I realise that using a functional paradigm everywhere does not always result in very readable code -- the code segment below is something I'm doing just as an exercise. What I'm trying to do is as follows :-
Given a list of strings(L) and a string(S) I need to find L[i]^S. If S exists in L, don't xor the strings together. L[i]^S would mean xoring the bytes in the same position with each other.
This is how I proceeded to solve the problem. I tried to break it down to its simplest form - i.e. xoring of two characters. If one of the inputs wouldn't be a character, I return a "".(I couldn't think of a better way to do this).

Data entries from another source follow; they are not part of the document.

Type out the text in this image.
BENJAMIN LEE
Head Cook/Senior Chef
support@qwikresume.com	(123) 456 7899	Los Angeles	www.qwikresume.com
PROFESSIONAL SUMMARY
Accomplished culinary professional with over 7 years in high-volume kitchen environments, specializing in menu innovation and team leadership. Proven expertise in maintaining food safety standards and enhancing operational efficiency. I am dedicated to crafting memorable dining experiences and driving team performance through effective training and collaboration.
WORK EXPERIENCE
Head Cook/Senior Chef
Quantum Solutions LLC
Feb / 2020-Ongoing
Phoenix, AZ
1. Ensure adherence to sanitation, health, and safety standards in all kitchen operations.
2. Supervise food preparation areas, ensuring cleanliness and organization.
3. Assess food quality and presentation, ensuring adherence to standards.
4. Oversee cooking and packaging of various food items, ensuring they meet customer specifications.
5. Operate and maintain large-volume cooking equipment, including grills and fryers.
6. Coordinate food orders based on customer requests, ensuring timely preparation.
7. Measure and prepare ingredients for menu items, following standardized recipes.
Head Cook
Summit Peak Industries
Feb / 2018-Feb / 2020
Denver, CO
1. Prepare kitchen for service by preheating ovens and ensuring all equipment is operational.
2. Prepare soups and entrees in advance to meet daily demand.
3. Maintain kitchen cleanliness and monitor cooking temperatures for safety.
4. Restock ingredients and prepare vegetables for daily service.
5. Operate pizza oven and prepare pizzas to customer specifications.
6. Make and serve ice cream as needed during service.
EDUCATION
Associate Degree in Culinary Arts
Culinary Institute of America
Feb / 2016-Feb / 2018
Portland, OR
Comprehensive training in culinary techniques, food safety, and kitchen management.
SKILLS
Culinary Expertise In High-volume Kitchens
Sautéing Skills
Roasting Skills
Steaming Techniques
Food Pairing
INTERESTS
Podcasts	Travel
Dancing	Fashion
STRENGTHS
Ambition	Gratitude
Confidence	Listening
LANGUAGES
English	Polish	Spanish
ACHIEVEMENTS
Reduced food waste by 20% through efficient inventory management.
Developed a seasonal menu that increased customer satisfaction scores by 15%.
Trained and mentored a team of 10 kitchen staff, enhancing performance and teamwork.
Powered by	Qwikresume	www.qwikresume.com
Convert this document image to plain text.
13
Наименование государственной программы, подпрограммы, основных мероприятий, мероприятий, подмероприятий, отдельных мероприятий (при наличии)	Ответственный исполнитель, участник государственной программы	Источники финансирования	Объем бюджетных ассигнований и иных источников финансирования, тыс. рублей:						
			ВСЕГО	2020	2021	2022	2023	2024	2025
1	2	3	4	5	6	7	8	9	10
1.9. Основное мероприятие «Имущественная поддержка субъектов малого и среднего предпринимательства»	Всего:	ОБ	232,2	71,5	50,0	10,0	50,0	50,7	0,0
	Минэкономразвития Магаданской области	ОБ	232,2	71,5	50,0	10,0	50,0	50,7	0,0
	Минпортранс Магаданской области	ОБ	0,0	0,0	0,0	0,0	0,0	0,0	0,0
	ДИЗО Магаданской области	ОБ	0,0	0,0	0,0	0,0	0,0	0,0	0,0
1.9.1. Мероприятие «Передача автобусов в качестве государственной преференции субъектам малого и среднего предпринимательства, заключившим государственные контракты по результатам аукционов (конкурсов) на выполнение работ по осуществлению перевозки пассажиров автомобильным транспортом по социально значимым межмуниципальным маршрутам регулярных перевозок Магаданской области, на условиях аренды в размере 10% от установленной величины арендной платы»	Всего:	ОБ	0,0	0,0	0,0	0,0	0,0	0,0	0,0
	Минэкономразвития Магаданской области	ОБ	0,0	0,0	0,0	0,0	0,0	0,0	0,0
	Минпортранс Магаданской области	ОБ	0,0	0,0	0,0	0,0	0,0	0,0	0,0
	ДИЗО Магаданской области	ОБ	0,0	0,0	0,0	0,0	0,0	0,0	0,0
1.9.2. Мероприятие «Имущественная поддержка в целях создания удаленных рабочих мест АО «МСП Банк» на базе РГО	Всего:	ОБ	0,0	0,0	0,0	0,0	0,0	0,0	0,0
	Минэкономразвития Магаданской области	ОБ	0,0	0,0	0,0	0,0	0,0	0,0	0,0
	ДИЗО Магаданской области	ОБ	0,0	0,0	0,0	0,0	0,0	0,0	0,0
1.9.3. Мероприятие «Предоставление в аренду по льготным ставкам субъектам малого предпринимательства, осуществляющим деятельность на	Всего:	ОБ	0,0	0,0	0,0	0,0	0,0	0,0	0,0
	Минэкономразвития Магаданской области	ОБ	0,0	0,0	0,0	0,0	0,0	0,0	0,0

xor_char = lambda x, y: (chr(ord(x) ^ ord(y)) if x and y else "")
assert xor_char(None, "a") == ""
assert xor_char("a", " ") == "A"
Next, I try to write some code to xor the strings together.
from operator import add
xor_string = lambda string_one, string_two: reduce(add, (map(xor_char, string_one, string_two) if string_one != string_two else ""))
assert xor_string("asdf", "asdfg") == "\x00\x00\x00\x00"
assert xor_string("asdf", " ") == "ASDF"
Then, finally I try to perform this on a list of strings and a string.
xor_list_string = lambda l, s: map(xor_string, l, [s]*len(l))
print xor_list_string(a_list, a_string)
I get an error as follows on running the above line :-
Traceback (most recent call last):
File "2.py", line 26, in <module>
main()
File "2.py", line 23, in main
analyze(all_lines, all_lines[-1])
File "2.py", line 18, in analyze
print xor_list_string(a_list, a_string)
File "2.py", line 17, in <lambda>
xor_list_string = lambda l, s: map(xor_string, l, [s]*len(l))
File "2.py", line 11, in <lambda>
xor_string = lambda string_one, string_two: reduce(add, (map(xor_char, string_one, string_two) if string_one != string_two else ""))
TypeError: reduce() of empty sequence with no initial value
What am I doing wrong?
Is there anything wrong with how I'm trying to solve the problem using functional programming?
- Any obvious improvements you can think of?(the improvements would have to adhere to the functional paradigm too -- I'm doing this as a thought exercise, not in any project).